Are Prisons Obsolete? by Angela Y. Davis This examination of prison abolition connects the carceral state to racial capitalism, gender violence, and systemic oppression.

The Prison and the American Imagination by Caleb Smith The book traces how prisons shaped American culture and social movements through literature, political writings, and reform efforts from the eighteenth century forward.

Golden Gulag by Ruth Wilson Gilmore The text analyzes California's prison expansion through political economy, racism, and state power while highlighting grassroots opposition movements.

The New Jim Crow by Michelle Alexander This analysis connects mass incarceration to racial control systems and resistance movements throughout U.S. history.

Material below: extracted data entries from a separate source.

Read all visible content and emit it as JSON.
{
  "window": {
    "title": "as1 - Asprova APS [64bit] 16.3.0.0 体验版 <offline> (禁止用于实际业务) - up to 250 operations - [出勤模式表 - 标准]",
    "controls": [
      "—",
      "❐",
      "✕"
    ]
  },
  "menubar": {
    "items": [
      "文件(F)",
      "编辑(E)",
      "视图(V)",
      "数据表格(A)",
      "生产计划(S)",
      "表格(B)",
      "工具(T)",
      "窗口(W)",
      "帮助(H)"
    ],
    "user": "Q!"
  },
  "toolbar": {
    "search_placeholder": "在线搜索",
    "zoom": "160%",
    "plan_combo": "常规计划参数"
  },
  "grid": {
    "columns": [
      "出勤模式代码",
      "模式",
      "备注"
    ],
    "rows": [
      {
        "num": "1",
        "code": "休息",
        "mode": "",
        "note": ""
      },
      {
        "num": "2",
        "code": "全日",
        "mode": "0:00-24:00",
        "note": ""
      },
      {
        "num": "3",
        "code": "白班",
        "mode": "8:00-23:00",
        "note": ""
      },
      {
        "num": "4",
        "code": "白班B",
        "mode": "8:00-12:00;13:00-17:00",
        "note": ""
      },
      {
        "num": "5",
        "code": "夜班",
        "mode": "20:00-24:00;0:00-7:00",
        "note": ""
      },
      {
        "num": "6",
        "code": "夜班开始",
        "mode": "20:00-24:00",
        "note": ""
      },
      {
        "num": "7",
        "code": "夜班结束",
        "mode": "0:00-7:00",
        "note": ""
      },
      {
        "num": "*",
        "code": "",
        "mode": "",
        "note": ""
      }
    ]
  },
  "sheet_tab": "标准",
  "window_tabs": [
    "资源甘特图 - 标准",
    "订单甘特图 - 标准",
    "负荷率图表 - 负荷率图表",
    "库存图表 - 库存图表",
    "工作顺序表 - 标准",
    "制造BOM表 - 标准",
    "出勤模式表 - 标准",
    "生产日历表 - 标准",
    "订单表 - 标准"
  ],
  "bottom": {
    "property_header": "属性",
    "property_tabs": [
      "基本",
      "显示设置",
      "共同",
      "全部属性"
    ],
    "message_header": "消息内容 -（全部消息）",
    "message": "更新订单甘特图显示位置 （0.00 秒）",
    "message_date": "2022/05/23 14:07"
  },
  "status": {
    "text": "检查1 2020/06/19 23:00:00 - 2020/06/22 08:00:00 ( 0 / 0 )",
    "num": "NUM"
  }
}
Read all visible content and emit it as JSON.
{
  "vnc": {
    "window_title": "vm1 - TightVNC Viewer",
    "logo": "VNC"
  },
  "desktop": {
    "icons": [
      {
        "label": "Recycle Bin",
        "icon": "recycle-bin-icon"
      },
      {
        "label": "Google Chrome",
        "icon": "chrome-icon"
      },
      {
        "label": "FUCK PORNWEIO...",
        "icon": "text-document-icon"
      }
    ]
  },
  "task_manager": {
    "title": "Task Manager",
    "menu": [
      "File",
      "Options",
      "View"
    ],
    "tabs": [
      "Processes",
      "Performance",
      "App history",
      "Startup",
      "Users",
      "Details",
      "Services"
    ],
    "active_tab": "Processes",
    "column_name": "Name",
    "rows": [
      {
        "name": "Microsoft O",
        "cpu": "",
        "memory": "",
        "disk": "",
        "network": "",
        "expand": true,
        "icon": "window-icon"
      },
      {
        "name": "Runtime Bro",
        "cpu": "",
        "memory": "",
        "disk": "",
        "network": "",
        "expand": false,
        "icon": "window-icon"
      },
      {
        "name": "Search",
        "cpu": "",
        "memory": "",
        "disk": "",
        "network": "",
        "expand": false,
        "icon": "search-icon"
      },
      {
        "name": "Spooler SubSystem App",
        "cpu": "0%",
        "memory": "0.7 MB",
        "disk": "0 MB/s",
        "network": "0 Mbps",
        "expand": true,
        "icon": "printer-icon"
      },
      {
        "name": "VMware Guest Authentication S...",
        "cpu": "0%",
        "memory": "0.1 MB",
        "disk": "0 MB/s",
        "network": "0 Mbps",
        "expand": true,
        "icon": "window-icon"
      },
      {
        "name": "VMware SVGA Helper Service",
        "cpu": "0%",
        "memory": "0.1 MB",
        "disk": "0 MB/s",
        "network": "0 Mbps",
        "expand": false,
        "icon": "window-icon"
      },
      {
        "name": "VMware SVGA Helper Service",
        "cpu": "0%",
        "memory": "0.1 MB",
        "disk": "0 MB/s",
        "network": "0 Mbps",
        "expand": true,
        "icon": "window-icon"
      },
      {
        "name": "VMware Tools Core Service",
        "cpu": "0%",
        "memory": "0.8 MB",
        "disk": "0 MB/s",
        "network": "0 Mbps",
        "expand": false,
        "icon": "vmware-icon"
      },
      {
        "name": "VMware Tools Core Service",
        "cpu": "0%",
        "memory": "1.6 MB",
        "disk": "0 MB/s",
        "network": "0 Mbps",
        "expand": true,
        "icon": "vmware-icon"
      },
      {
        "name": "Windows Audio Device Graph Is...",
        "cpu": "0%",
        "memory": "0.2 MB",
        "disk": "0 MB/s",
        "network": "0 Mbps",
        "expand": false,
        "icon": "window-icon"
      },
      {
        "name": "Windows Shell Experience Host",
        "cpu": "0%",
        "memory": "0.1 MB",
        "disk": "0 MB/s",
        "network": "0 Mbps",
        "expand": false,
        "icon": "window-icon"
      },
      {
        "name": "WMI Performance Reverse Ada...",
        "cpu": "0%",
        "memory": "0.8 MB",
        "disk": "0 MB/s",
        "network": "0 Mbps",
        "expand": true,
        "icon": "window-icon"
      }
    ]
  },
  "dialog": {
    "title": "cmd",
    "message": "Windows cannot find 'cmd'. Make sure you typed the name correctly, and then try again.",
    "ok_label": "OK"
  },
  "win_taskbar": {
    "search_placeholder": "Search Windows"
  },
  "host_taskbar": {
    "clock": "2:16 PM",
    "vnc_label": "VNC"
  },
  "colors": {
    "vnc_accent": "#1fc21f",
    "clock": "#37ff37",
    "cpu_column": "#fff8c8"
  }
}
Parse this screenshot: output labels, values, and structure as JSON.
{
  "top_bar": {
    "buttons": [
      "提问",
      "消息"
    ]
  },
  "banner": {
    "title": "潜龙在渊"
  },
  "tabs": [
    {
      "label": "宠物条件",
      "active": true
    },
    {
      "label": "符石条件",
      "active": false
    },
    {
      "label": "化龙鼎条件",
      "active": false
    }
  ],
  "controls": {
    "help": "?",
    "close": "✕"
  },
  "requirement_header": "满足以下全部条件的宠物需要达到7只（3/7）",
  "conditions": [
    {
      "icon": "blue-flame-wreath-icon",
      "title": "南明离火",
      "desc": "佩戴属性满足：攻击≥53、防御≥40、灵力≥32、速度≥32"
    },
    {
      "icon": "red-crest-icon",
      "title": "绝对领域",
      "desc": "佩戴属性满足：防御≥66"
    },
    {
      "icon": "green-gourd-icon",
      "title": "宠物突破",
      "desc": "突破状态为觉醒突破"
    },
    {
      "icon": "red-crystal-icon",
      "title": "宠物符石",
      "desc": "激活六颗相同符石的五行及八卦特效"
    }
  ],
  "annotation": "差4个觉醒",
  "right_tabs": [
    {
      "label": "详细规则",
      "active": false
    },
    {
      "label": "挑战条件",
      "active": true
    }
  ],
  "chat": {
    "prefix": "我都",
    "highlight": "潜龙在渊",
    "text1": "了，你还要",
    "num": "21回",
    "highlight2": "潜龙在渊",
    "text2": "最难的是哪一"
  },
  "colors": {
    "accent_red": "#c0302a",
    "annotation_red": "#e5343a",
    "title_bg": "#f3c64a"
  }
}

Arrested Justice: Black Women, Violence, and America's Prison Nation by Beth E. Richie The work examines how the criminal justice system fails Black women while documenting their organizing efforts against gender violence and mass incarceration.

🤔 Interesting facts

🔍 The book highlights previously overlooked activist coalitions between prisoners' rights groups, anti-violence advocates, and welfare rights organizations in the 1970s. 📚 Emily Thuma extensively researched prison newsletters, feminist periodicals, and organizational records from over twenty different archives to piece together this history. ⚖️ The title "All Our Trials" references both court trials and the struggles faced by incarcerated women, playing on the dual meaning to emphasize the legal and personal battles. 🗣️ The book features the stories of women who fought against both gender violence and the criminal justice system while being incarcerated, including many LGBTQ+ and women of color activists. 🏛️ Thuma's work challenges the common narrative that the anti-violence movement primarily focused on law enforcement solutions, showing how many activists actually opposed the expansion of policing and prisons.